Надя выбрала рабочее кресло, недолго думая, смахнула с сиденья носки и трусы, после чего плюхнулась на него, привалилась к спинке и положила ноги на низкий журнальный столик, поверх раскрытых книжек, пестрых картонных папок с материалом, листков с заметками и разрозненных газетных вырезок. Она в самом деле уселась точно так же, как часто сижу я, и улыбнулась, как всегда слегка приподняв левую бровь. Потрясное место, вид на улицу, небо видно, сказала она. А я, все еще совершенно ошалевший, стоя перед ней с этим огромным букетом, не переводя дыхания, спросил ее, не хочет ли она что-нибудь выпить, по какой причине пришла сюда и откуда, собственно, узнала, где я живу. Кофе с молоком, если у тебя есть, пришла просто так, узнать адрес не проблема, ответила она с подчеркнутой небрежностью. И в такт сказанному даже легонько покачалась во вращающемся кресле туда-сюда. Поэтому я быстро распахнул окна и для начала исчез в кухне.

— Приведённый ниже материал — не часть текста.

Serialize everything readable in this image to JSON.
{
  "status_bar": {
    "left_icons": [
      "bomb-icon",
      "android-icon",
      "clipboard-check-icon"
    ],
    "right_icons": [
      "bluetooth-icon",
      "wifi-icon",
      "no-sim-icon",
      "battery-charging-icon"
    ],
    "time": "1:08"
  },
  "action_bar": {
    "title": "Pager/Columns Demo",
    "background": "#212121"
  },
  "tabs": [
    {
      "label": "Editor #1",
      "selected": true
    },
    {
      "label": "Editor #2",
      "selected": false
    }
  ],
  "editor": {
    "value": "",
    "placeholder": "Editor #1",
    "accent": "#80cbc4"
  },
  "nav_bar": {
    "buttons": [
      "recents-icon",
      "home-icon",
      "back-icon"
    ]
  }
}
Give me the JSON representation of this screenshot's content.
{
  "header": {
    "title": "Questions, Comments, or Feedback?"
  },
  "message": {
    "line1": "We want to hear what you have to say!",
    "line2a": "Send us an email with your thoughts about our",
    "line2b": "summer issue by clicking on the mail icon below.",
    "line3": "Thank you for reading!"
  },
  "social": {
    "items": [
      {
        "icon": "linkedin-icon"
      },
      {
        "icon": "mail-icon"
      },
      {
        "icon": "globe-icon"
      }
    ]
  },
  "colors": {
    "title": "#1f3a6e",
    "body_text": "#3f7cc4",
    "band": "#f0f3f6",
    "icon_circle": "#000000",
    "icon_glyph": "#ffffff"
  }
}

Конечно, было ясно, что, стоит мне повернуться спиной, как она сразу же начнет читать распечатанные страницы. Я даже прикинул, не надо ли убрать их со стола. В конце концов, было бы только правильно и похвально скрыть от ученицы свою интимную сферу. Но втайне я возлагал некоторую надежду на ее юношеское любопытство. По какой-то причине надежда даже пересилила отнюдь не малое смятение, которое я тоже, разумеется, ощущал все сильнее. Ведь там были некоторые весьма сомнительные пассажи, где речь шла о моих бредовых чувствах к Наде.
Итак, пока варился кофе, я прислушивался к тихому шелесту бумаги в гостиной. Я не торопился. Пусть без помех составит себе представление, думал я, пусть спокойно узнает, каких душевных мук стоит мне это дело. Эта мысль пробивалась все явственней. Я и сам не знаю, откуда у меня вдруг взялось столько мужества. Потому ли, что мне нечего было терять, или потому, что я прямо-таки нарывался на щелчок, жаждал решительного разрыва между нами? Только бы избавиться от наваждения. Раз и навсегда.
Как бы то ни было, когда я вернулся, сначала с большей из двух моих ваз, оказавшейся все-таки слишком узкой для Надиного букета, так что пришлось распределить остаток в две пивные кружки, потом с подносом, на котором звенела вымытая кофейная посуда, она все еще продолжала бесцеремонно рыться в моих заметках. «Что же это такое?» — спросила она, в голосе звучало удивление, но вовсе не страх.
Ясное дело, я немного нервничал. Однако, несмотря на волнение, перед лицом ее искренности улетучились остатки и моего стыда. Все вдруг перестало быть мучительным, я ни секунды не думал о том, что мои наброски могут хоть чем-нибудь испугать, задеть, оттолкнуть Надю. Вот что было самым потрясающим, понимаешь? Я ничуть не боялся ее взгляда, когда она наконец отложила бумаги и посмотрела мне прямо в лицо. Я не боялся ничего, что могло бы скрываться за этим взглядом. Зато в тот момент меня вдруг охватило чувство абсолютной полноты существования. Это было нечто вроде всеобъемлющего духовного озарения, словно я выпал из всякого времени.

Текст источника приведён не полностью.